Wealth planning

Standard Chartered Bank

Wealth planning means developing an overall financial plan to achieve short, medium and long-term financial objectives. Successful wealth planning lies in developing such a plan, implementing it and reviewing it regularly, always ensuring that it reflects current changes in circumstances.

Wealth planning provides the foundation for successful investing. The first step is to get a clear overview of one’s current financial status. Goals, aspirations and financial gaps should be defined with the greatest possible accuracy.

An investor should begin by determining his investment personality, his short, medium and long-term needs, his risk tolerance level and the time horizon for each different need. A conservative investor is generally more concerned with the safety of the principal and the minimisation of risk. His desire for substantially lower risk automatically results in the lower returns that can be expected with this reduced level of risk tolerance.

An aggressive investor is primarily concerned with maximising returns and is willing to accept a higher degree of risk to obtain potentially higher returns. He strives for greater profits and with timely market information, financial planning tools and guidance of a good personal financial consultant, with a longer time horizon; he would also be able to ride out market fluctuations.

Somewhere in the middle is the moderate investor. A moderate investor would typically prefer a more flexible investment strategy and is willing to take only a certain amount of risk, though he is fully aware that higher returns and higher risk tolerance are two sides of the same coin. Current circumstances may not be in his favour; his time horizon may be short or his investment may be a significant portion of his total assets, resulting in his reluctance to take higher risks.

Investment personalities are not chiselled in stone. An aggressive investor may be faced with certain life circumstances that may change his time horizon and thus, his investment strategy may take a more or less aggressive stance, depending on situations.

Diversification is the key to sound investing. Leaving a fair amount of total assets in cash, a portion in bonds, some allocation towards an investment-linked plan, a few lots in equities and the balance in mutual funds results is a good asset mix. With a diversified portfolio, the volatility of equity shares can be moderated by long-term investments in bonds and mutual funds.

A question generally plagued by most investors is, “How can I avoid choosing the wrong investments?” The answer is simple; by becoming an informed investor via increasing financial literacy, instead of an ‘emotional’ investor. ‘Emotional’ investors act on feelings rather than facts. Their investments are based on sentiments. Investment ‘noise’ makes good headlines and just plain sells, tending to cause investors to focus on the short term. ‘Emotional’ investors feel fully informed because they read the financial publications or follow the stock market. They fuel stock market volatility but fail to realise that because they transact together with other ‘emotional’ traders who base their decisions on market news validations, they have an extremely low probability of success and are less likely to add value to their portfolio.
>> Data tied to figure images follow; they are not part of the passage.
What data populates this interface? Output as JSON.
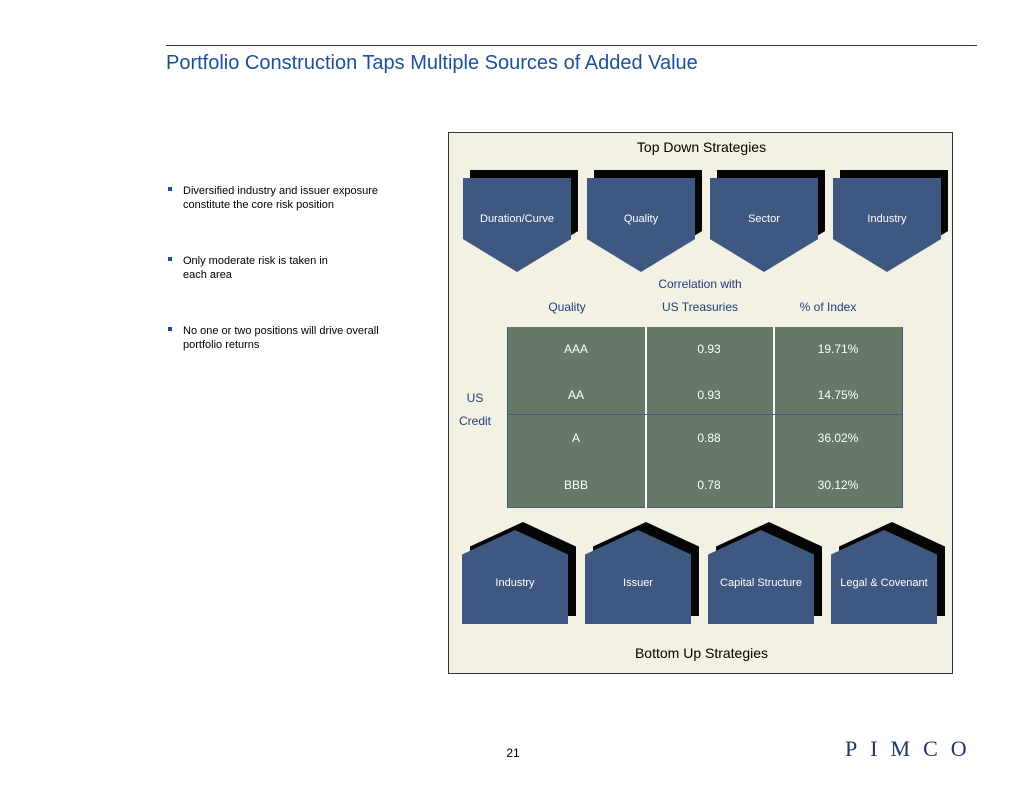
{
  "title": "Portfolio Construction Taps Multiple Sources of Added Value",
  "bullets": [
    {
      "lines": [
        "Diversified industry and issuer exposure",
        "constitute the core risk position"
      ]
    },
    {
      "lines": [
        "Only moderate risk is taken in",
        "each area"
      ]
    },
    {
      "lines": [
        "No one or two positions will drive overall",
        "portfolio returns"
      ]
    }
  ],
  "panel": {
    "top_heading": "Top Down Strategies",
    "bottom_heading": "Bottom Up Strategies",
    "top_strategies": [
      "Duration/Curve",
      "Quality",
      "Sector",
      "Industry"
    ],
    "bottom_strategies": [
      "Industry",
      "Issuer",
      "Capital Structure",
      "Legal & Covenant"
    ]
  },
  "table": {
    "headers": {
      "quality": "Quality",
      "correlation_line1": "Correlation with",
      "correlation_line2": "US Treasuries",
      "pct": "% of Index"
    },
    "row_label_line1": "US",
    "row_label_line2": "Credit",
    "rows": [
      {
        "quality": "AAA",
        "correlation": "0.93",
        "pct": "19.71%"
      },
      {
        "quality": "AA",
        "correlation": "0.93",
        "pct": "14.75%"
      },
      {
        "quality": "A",
        "correlation": "0.88",
        "pct": "36.02%"
      },
      {
        "quality": "BBB",
        "correlation": "0.78",
        "pct": "30.12%"
      }
    ]
  },
  "footer": {
    "page_number": "21",
    "logo_text": "PIMCO"
  },
  "colors": {
    "title": "#1f4e9a",
    "shape_fill": "#3f5881",
    "shape_shadow": "#050505",
    "table_fill": "#677868",
    "panel_background": "#f3f0e4"
  }
}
The informed investor understands how financial markets work and know how to use their knowledge to consistently make money. They remain focussed on business fundamentals. They are interested in investing for the long-term and with experience, or with the help of a trained personal financial consultant, they are able to make informed decisions.

Timing market swings is a risky endeavour. A sophisticated investor with a soundly diversified portfolio stays invested and rides out the peaks and valleys; a method historically proven to be a valid long-term strategy. Comprehensive wealth planning should also provide ongoing means to assess the progress towards the set goals. It is imperative to monitor and periodically compare achieved results with the expected benchmark levels. Personal circumstances like a new home, college expenses, as well as external circumstances such as current economic or political situations, should be taken into consideration when reviewing the plan.

Wealth planning should be dynamically updated and reviewed annually. Over or under performance of your investments would dictate a review of time horizons and or an analysis of personal and portfolio risks.

Both the novice and the seasoned investor could greatly benefit from the right tools and unbiased recommendations of a personal financial consultant. Such professional guidance enhances the planning process, ensures comprehensive planning and the development of an investment strategy that is based on historical performance data and is tailored to suit the individual’s needs. A personal financial consultant would take the goals and objectives of the investor in mind and mete out advice accordingly and above all, do the utmost to help protect, secure and accumulate wealth – the end objectives of any superior wealth management plan.

This article is for general information purposes only and while the information in it is believed to be reliable, it has not been independently verified by us. You are advised to exercise your own independent judgement with the contents in this article.